European Commission approves Kaftrio in combination with ivacaftor for the treatment of children with cystic fibrosis ages 2 through 5 years

“In addition to data from clinical trials, long-term and real-world data have demonstrated the significant clinical benefit of Kaftrio in eligible people living with CF, and this news means that young children across Europe can now benefit from this important medicine,” said Carmen Bozic, M.D., Executive Vice President, Global Medicines Development and Medical Affairs, and Chief Medical Officer, Vertex.

“As CF starts in early childhood and is a progressive disease, it is important to treat people with CF as early as possible. With the approval of Kaftrio for children as young as 2 years, we can now treat young children with a medicine that has the potential to slow disease progression by addressing the underlying cause of the disease,” said Professor Marcus A. Mall, M.D., Head of the Department of Pediatric Respiratory Medicine, Immunology and Critical Care Medicine at Charité Universitätsmedizin Berlin.
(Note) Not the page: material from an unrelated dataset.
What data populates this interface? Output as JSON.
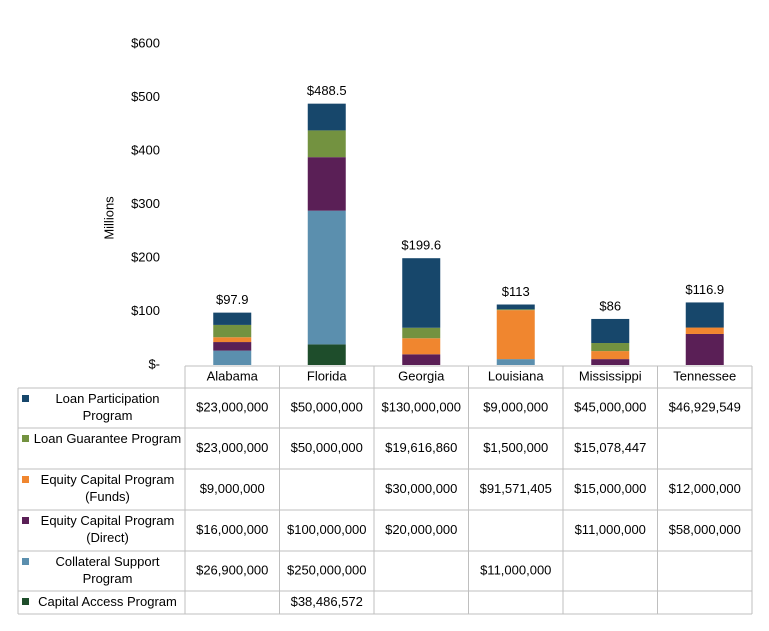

As a result of existing reimbursement agreements in Austria, Denmark, Ireland, Norway, Latvia, and Sweden, eligible patients in these countries will have access to the expanded indication for Kaftrio (ivacaftor/tezacaftor/elexacaftor) in a combination regimen with ivacaftor shortly following regulatory approval by the European Commission. Vertex will continue to work with reimbursement authorities across the European Union to ensure access for all eligible patients. In the U.K., following MHRA approval on November 15, 2023, and as a result of the existing reimbursement agreement between Vertex and the NHS, children ages 2 years and above in the U.K. have access to this expanded indication for Kaftrio (ivacaftor/tezacaftor/elexacaftor) in a combination regimen with ivacaftor.